L’idée d’esclavage est pour nous profondément révoltante et inadmissible. Il va de soi que ce genre de règles doit être compris dans un contexte historique précis et que les conditions sociales et l’évolution des mentalités et des valeurs ont rendu caduques toutes ces règles de la Tora. Aucun juif aujourd’hui, même le plus orthodoxe , ne souhaite voir ces règles rétablies. Ni l’esclavage, ni la possibilité de punition corporelle sur quiconque, alors admise dans la Tora. C’est un excellent exemple de textes obsolètes dans leur mise en pratique.
Cependant, ces textes sont lus et étudiés, car ils restent pertinents dans ce qu’ils ont à nous apprendre. On constate dans ces textes un souci très grand de la personne humaine et de sa dignité. C’est même, d’après un commentaire classique, la raison pour laquelle la Parasha commence par la règle de l’esclave, pour nous rappeler que la justice doit d’abord se soucier du plus faible, du plus bas degré de l’échelle sociale.
« L’amour du prochain, la pitié pour les faibles, sont parmi les vertus les plus précieuses ; c’est pourquoi Il nous a demandé d’être bons et miséricordieux envers celui qui est sous nos ordres. » (Sefer Hahinoukh)
Le texte nous rappelle avant tout que même esclave, un être humain reste fondamentalement libre. Il ne peut être aliéné (en fait pour payer une dette) définitivement, la septième année vient le libérer automatiquement.
Exode 21.2
Si tu achètes un esclave hébreu, il servira six années ; mais la septième, il sortira libre, sans rien payer.

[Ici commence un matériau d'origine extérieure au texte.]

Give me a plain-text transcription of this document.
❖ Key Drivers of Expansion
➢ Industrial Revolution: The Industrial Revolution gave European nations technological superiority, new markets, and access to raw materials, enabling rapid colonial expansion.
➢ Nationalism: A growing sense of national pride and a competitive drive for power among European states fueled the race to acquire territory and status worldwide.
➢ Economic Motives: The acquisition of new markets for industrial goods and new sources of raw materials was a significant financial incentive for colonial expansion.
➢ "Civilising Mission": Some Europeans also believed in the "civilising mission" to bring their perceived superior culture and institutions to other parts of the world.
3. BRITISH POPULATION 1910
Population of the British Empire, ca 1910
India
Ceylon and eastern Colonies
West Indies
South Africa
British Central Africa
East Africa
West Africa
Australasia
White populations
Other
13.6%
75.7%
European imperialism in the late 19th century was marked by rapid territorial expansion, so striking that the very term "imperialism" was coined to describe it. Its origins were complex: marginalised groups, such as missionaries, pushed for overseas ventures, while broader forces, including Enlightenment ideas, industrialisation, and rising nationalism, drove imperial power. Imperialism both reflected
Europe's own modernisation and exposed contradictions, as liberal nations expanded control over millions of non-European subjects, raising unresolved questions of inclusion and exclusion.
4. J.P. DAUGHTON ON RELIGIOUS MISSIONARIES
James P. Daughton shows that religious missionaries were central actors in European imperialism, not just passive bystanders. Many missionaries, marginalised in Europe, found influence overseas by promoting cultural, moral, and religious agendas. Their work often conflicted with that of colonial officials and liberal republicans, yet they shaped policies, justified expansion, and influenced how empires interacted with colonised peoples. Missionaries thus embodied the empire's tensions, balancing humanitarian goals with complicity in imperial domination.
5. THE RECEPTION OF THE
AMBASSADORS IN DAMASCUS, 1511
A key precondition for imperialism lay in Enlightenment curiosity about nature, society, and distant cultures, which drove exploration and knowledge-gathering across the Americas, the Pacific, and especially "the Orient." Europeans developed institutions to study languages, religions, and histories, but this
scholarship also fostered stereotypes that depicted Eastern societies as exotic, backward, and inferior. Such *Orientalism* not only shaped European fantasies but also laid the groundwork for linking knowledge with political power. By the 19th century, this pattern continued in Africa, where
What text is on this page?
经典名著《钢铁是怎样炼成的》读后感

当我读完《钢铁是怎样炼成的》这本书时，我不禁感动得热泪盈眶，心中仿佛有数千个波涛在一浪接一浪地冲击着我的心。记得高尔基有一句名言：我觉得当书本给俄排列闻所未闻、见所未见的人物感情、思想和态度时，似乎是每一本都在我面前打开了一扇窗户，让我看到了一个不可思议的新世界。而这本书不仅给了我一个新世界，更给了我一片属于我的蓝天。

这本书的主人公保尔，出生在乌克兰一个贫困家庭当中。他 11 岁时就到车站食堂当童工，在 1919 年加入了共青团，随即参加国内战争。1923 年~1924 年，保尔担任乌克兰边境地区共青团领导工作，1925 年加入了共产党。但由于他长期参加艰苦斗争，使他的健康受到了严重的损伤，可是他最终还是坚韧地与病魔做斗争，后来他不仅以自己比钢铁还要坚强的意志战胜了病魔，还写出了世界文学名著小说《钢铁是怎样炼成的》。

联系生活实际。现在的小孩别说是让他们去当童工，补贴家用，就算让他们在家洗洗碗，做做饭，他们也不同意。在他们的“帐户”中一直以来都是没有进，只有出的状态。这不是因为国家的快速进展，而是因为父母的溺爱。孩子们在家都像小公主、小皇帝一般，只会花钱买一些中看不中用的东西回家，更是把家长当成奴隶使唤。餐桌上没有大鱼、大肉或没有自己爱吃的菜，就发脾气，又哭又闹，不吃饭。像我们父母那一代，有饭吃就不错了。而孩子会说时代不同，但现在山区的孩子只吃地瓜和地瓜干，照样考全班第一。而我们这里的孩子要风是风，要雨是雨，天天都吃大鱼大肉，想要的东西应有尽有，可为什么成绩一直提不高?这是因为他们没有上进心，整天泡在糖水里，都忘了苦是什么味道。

Un maître n’a pas tout pouvoir sur son esclave, il ne peut le mutiler, il lui doit respect et traitement humain, il lui doit le repos hebdomadaire du shabbat.
Exode 21.20
Si un homme frappe du bâton son esclave, homme ou femme, et que l’esclave meure sous sa main, le maître sera puni.
21.26
Si un homme frappe l’oeil de son esclave, homme ou femme, et qu’il lui fasse perdre l’oeil, il le mettra en liberté, pour prix de son oeil.
21.27
Et s’il fait tomber une dent à son esclave, homme ou femme, il le mettra en liberté, pour prix de sa dent.
Cette conception était profondément révolutionnaire.
Nous n’entrerons pas ici dans toutes les nuances du droit antique sur l’esclavage, mais en retiendrons l’essentiel pour nous.
Tout juif doit se rappeler que lui-même fut un jour esclave et doit donc détester l’esclavage comme système et l’exploitation de l’homme par l’homme.
De nos jours, nous devons apprendre de ces règles deux choses : d’abord que nous sommes faits pour être libres et refuser pour nous-même tout système aliénant. Mais également que l’autre mérite le respect, surtout quand il est soumis à notre pouvoir.
Nos sociétés connaissent des formes d’esclavage qui ne disent pas leur nom. Celui des travailleurs lointains, parfois très jeunes, qui sont maintenus dans des conditions terribles pour satisfaire nos besoins de consommation. Celui des immigrés et des sans papiers souvent réduits à l’esclavage tout près de nous. Celui d’employés soumis à des pressions sociales au-delà de toute justification.
C’est vrai également dans l’Etat d’Israël où plusieurs aspects de cette questions doivent absolument être améliorés.
C’est pourquoi, ces textes anciens, cherchant à réfléchir sur la condition terrible de l’homme réduit au pouvoir économique d’un autre homme, doivent nous interpeller et soulever nos consciences envers tous ceux qui ont à subir, d’une façon ou une autre, notre pouvoir à nous, même indirect.
Le mouvement Massorti tente de mettre en place à ce propos un certificat de kashrout de justice, afin de ne pas seulement s’inquiéter du contenu des produits alimentaires, mais également des conditions dans lesquels ces produits sont fabriqués.
Il existe également des certificats de commerce équitable, qui doivent être achetés de préférence.